– finds illegal connections that pose fire hazard, risk of electrocution
It definitely wasn’t Sunday shopping as usual at the Vendors’ Arcade yesterday.
After a long period of enjoying free electricity, some were defiant, while others got word and hurriedly shut or abandoned their stalls, when a Guyana Power and Light, GPL team from the Loss Reduction Department, Field Services Section conducted an early morning raid at the popular vending site.
There, the disconnection team unearthed over 25, craftily hidden illegal electrical connections to stalls, which a GPL official said posed potential danger to vendors and were also fire hazards. Yesterday’s raid unearthed illegal risky connections, rerouted and by passing of meters.
The 25 illegal connections were only a fraction of the scores of similar connections at the Arcade. Because of time constraint and lack of police personnel to ensure security during the raid, only some were removed.
While one stall holder will have to face the courts for electricity theft (possibly being fined $50,000 or imprisoned for a year), others escaped by abandoning their stalls.
Some view the operation as harassment but there was no major verbal or physical confrontation as wires that were craftily secured above sheds and aback of clothing were removed.
“We does sub with other stall holders who got meter and pay because things tight,” was a commonly expressed sentiment.

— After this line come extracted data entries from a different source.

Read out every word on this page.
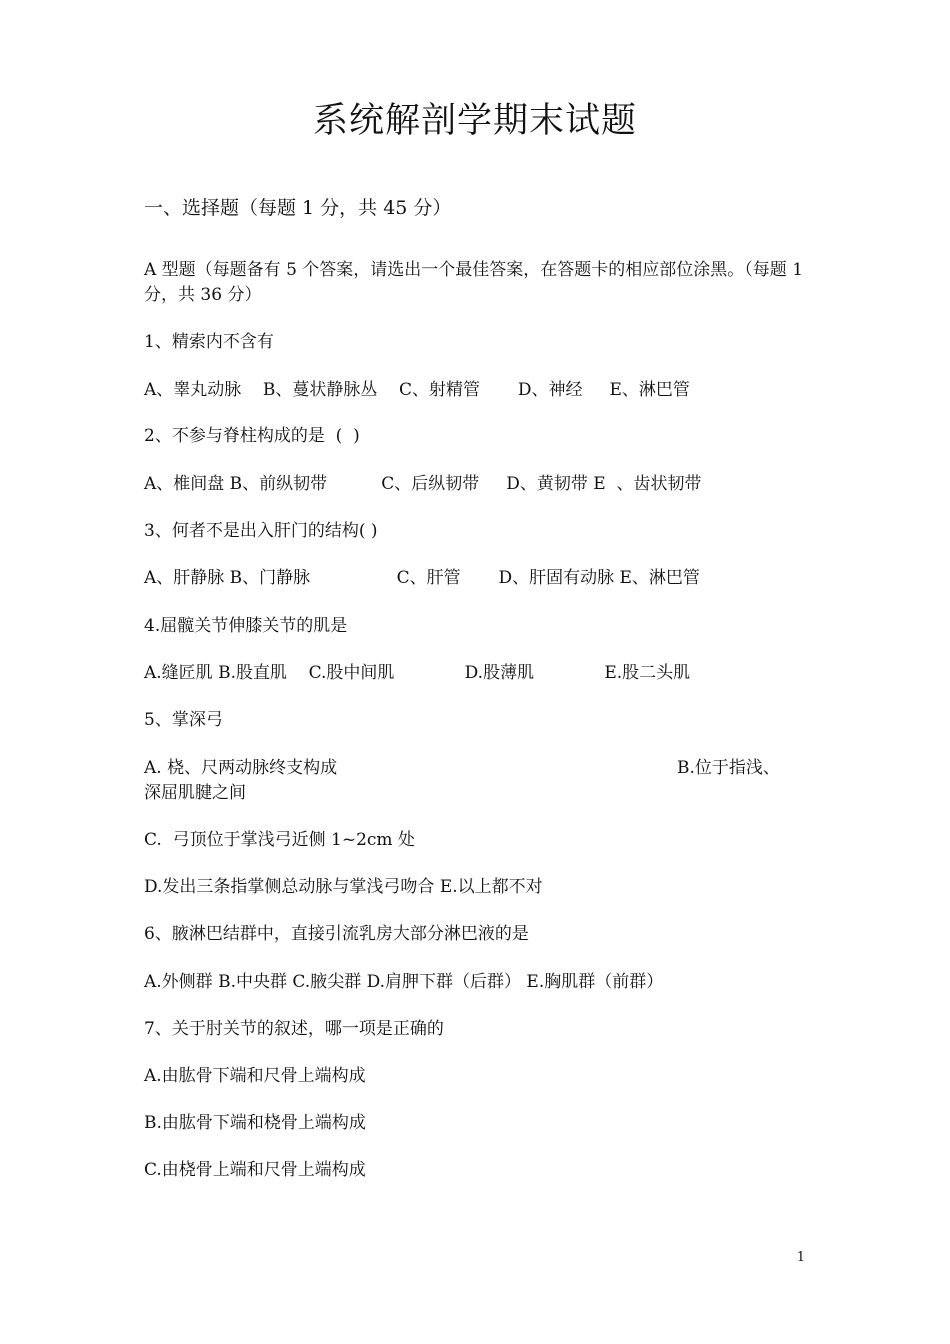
系统解剖学期末试题
一、选择题（每题 1 分，共 45 分）
A 型题（每题备有 5 个答案，请选出一个最佳答案，在答题卡的相应部位涂黑。（每题 1 分，共 36 分）
1、精索内不含有
A、睾丸动脉    B、蔓状静脉丛    C、射精管       D、神经     E、淋巴管
2、不参与脊柱构成的是  (  )
A、椎间盘 B、前纵韧带          C、后纵韧带     D、黄韧带 E  、齿状韧带
3、何者不是出入肝门的结构( )
A、肝静脉 B、门静脉                C、肝管       D、肝固有动脉 E、淋巴管
4.屈髋关节伸膝关节的肌是
A.缝匠肌 B.股直肌    C.股中间肌             D.股薄肌             E.股二头肌
5、掌深弓
A. 桡、尺两动脉终支构成	B.位于指浅、
深屈肌腱之间
C.  弓顶位于掌浅弓近侧 1~2cm 处
D.发出三条指掌侧总动脉与掌浅弓吻合 E.以上都不对
6、腋淋巴结群中，直接引流乳房大部分淋巴液的是
A.外侧群 B.中央群 C.腋尖群 D.肩胛下群（后群） E.胸肌群（前群）
7、关于肘关节的叙述，哪一项是正确的
A.由肱骨下端和尺骨上端构成
B.由肱骨下端和桡骨上端构成
C.由桡骨上端和尺骨上端构成
1
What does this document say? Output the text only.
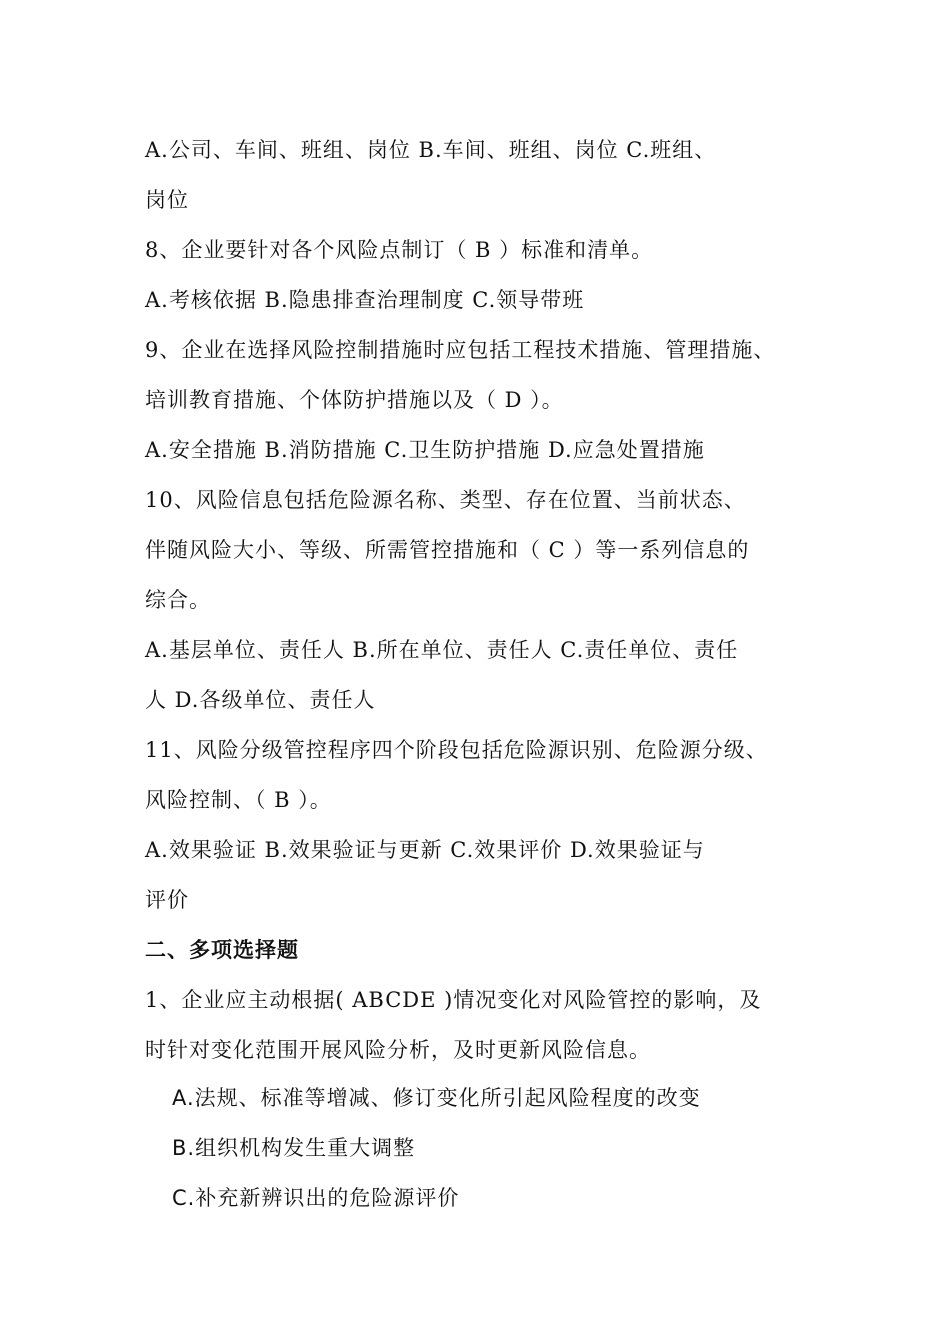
A.公司、车间、班组、岗位 B.车间、班组、岗位 C.班组、
岗位
8、企业要针对各个风险点制订（ B ）标准和清单。
A.考核依据 B.隐患排查治理制度 C.领导带班
9、企业在选择风险控制措施时应包括工程技术措施、管理措施、
培训教育措施、个体防护措施以及（ D ）。
A.安全措施 B.消防措施 C.卫生防护措施 D.应急处置措施
10、风险信息包括危险源名称、类型、存在位置、当前状态、
伴随风险大小、等级、所需管控措施和（ C ）等一系列信息的
综合。
A.基层单位、责任人 B.所在单位、责任人 C.责任单位、责任
人 D.各级单位、责任人
11、风险分级管控程序四个阶段包括危险源识别、危险源分级、
风险控制、（ B ）。
A.效果验证 B.效果验证与更新 C.效果评价 D.效果验证与
评价
二、多项选择题
1、企业应主动根据( ABCDE )情况变化对风险管控的影响，及
时针对变化范围开展风险分析，及时更新风险信息。
A.法规、标准等增减、修订变化所引起风险程度的改变
B.组织机构发生重大调整
C.补充新辨识出的危险源评价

“Is not we fault that we ain’t got meters; we rent the stall just so,”one man said.
In some sections of the arcade that adjoins Regent Street, some women hurled obscenities at the team while labeling some of their fellow stall holders as “kochores.”
One woman openly declared “the blood of Jesus” after unleashing a volley of obscenities when the crewmen removed her connection.
However, her lines were reconnected after the crew realised that she was among the vendors who had metered legal connections and she was reconnected.
Sheldon Wickham, a senior investigator (Ag) supervised the operation. He said the disconnection exercise is the second of its kind conducted so far around Georgetown to signal the resumption of the removal of all illegal connections.
“People may say all manner of things, but we are actually saving lives and limbs because these connections can prove costly to life, limb and property,” he stated.
The one stall holder arrested yesterday joins five others nabbed on Saturday since the disconnection operation intensified.
He said it is the company’s belief that there would be less fraudulent diversion of electricity.
In the arcade some vendors were happy as they say they pay their bills on time and viewed the illegal connections as unfair and a risk to their livelihoods.
Others complained that the move hinders their earning power because “the place in darkness and we not making money.”
The power company is encouraging persons to desist from electricity theft as it does not only affect others but can ultimately affect the culprits through fires and electrocution.